Tuesday, 25 April 2006
Monterey Grand Ballroom (Hyatt Regency Monterey)
Three new airborne observing technologies were synthesized in near-real time to obtain the time evolution of Hurricane Katrina's structure and intensity as it approached the Louisiana and Mississippi coasts. In situ GPS dropsondes, the new Stepped Frequency Microwave Radiometer and airborne Tail Doppler radar on NOAA WP-3D aircraft in addition to flight level observations at 3 km from a pair of WC-130J Air Force Reserve hurricane reconnaissance aircraft are used to synthesize storm structure prior to landfall. The observations show a remarkable transformation from a compact CAT4/5 storm late on Sept 28 to a broad, considerably weaker storm during the landfall process on Sept 29. A very similar structure is shown to exist as Wilma approached landfall over southern Florida, using high density surface observations in addition to the aircraft data. Wilma's transformation from the most intense CAT 5 system on record to the large, broad system that struck South Florida extended over a much longer time span than Katrina, and was aided by nearly 3 days over the northeast tip of Yucatan. In both cases, flight level winds at 700 mb in excess of 65 m/s coexisted with surface winds nearly 40% weaker. The TA Doppler radar showed the existence of a 700 mb jet, the SFMR showed the relatively low surface winds, and the GPS sondes measured the highly sheared boundary layer that accompanied this structure.

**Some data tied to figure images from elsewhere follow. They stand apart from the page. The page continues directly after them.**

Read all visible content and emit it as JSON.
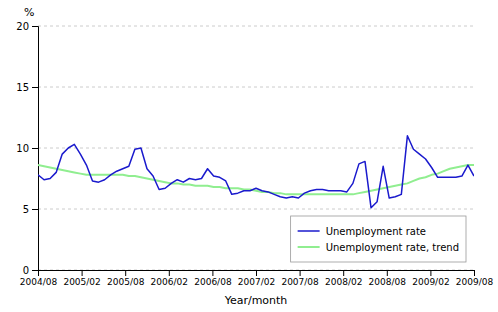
{
  "chart_data": {
    "type": "line",
    "xlabel": "Year/month",
    "ylabel": "%",
    "x": [
      0,
      0.8333,
      1.6667,
      2.5,
      3.3333,
      4.1667,
      5,
      5.8333,
      6.6667,
      7.5,
      8.3333,
      9.1667,
      10,
      10.8333,
      11.6667,
      12.5,
      13.3333,
      14.1667,
      15,
      15.8333,
      16.6667,
      17.5,
      18.3333,
      19.1667,
      20,
      20.8333,
      21.6667,
      22.5,
      23.3333,
      24.1667,
      25,
      25.8333,
      26.6667,
      27.5,
      28.3333,
      29.1667,
      30,
      30.8333,
      31.6667,
      32.5,
      33.3333,
      34.1667,
      35,
      35.8333,
      36.6667,
      37.5,
      38.3333,
      39.1667,
      40,
      40.8333,
      41.6667,
      42.5,
      43.3333,
      44.1667,
      45,
      45.8333,
      46.6667,
      47.5,
      48.3333,
      49.1667,
      50,
      50.8333,
      51.6667,
      52.5,
      53.3333,
      54.1667,
      55,
      55.8333,
      56.6667,
      57.5,
      58.3333,
      59.1667,
      60
    ],
    "series": [
      {
        "name": "Unemployment rate",
        "color": "#1a1acd",
        "values": [
          7.8,
          7.4,
          7.5,
          8.0,
          9.5,
          10.0,
          10.3,
          9.5,
          8.6,
          7.3,
          7.2,
          7.4,
          7.8,
          8.1,
          8.3,
          8.5,
          9.9,
          10.0,
          8.3,
          7.7,
          6.6,
          6.7,
          7.1,
          7.4,
          7.2,
          7.5,
          7.4,
          7.5,
          8.3,
          7.7,
          7.6,
          7.3,
          6.2,
          6.3,
          6.5,
          6.5,
          6.7,
          6.5,
          6.4,
          6.2,
          6.0,
          5.9,
          6.0,
          5.9,
          6.3,
          6.5,
          6.6,
          6.6,
          6.5,
          6.5,
          6.5,
          6.4,
          7.1,
          8.7,
          8.9,
          5.1,
          5.6,
          8.5,
          5.9,
          6.0,
          6.2,
          11.0,
          9.9,
          9.5,
          9.1,
          8.4,
          7.6,
          7.6,
          7.6,
          7.6,
          7.7,
          8.6,
          7.7
        ]
      },
      {
        "name": "Unemployment rate, trend",
        "color": "#90ee90",
        "values": [
          8.6,
          8.5,
          8.4,
          8.3,
          8.2,
          8.1,
          8.0,
          7.9,
          7.8,
          7.8,
          7.8,
          7.8,
          7.8,
          7.8,
          7.8,
          7.7,
          7.7,
          7.6,
          7.5,
          7.4,
          7.3,
          7.2,
          7.1,
          7.1,
          7.0,
          7.0,
          6.9,
          6.9,
          6.9,
          6.8,
          6.8,
          6.7,
          6.7,
          6.7,
          6.6,
          6.6,
          6.5,
          6.4,
          6.4,
          6.3,
          6.3,
          6.2,
          6.2,
          6.2,
          6.2,
          6.2,
          6.2,
          6.2,
          6.2,
          6.2,
          6.2,
          6.2,
          6.2,
          6.3,
          6.4,
          6.5,
          6.6,
          6.7,
          6.8,
          6.9,
          7.0,
          7.1,
          7.3,
          7.5,
          7.6,
          7.8,
          7.9,
          8.1,
          8.3,
          8.4,
          8.5,
          8.6,
          8.6
        ]
      }
    ],
    "xlim": [
      0,
      60
    ],
    "xticks": [
      {
        "value": 0,
        "label": "2004/08"
      },
      {
        "value": 6,
        "label": "2005/02"
      },
      {
        "value": 12,
        "label": "2005/08"
      },
      {
        "value": 18,
        "label": "2006/02"
      },
      {
        "value": 24,
        "label": "2006/08"
      },
      {
        "value": 30,
        "label": "2007/02"
      },
      {
        "value": 36,
        "label": "2007/08"
      },
      {
        "value": 42,
        "label": "2008/02"
      },
      {
        "value": 48,
        "label": "2008/08"
      },
      {
        "value": 54,
        "label": "2009/02"
      },
      {
        "value": 60,
        "label": "2009/08"
      }
    ],
    "ylim": [
      0,
      20
    ],
    "yticks": [
      0,
      5,
      10,
      15,
      20
    ],
    "grid": true,
    "legend": "lower right"
  }
}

WSR 88D Doppler radar data within 20 km of the Slidell and Miami radars demonstrated the existence of boundary layer wind streaks, possible roll vortices', in both Katrina and Wilma. These features were aligned with the wind with cross-wind scales that varied from 500 to 1500 m and along-wind scales of several km. These features had trough to crest velocity amplitudes of 10-15 m/s. At the surface these perturbations would have had periods of 4-6 minutes in Katrina and 1-2 minutes in Wilma, determined by the factor of two difference in storm speed between the two storms. Implications of these structure features for estimation of peak surface sustained winds at landfall will be discussed.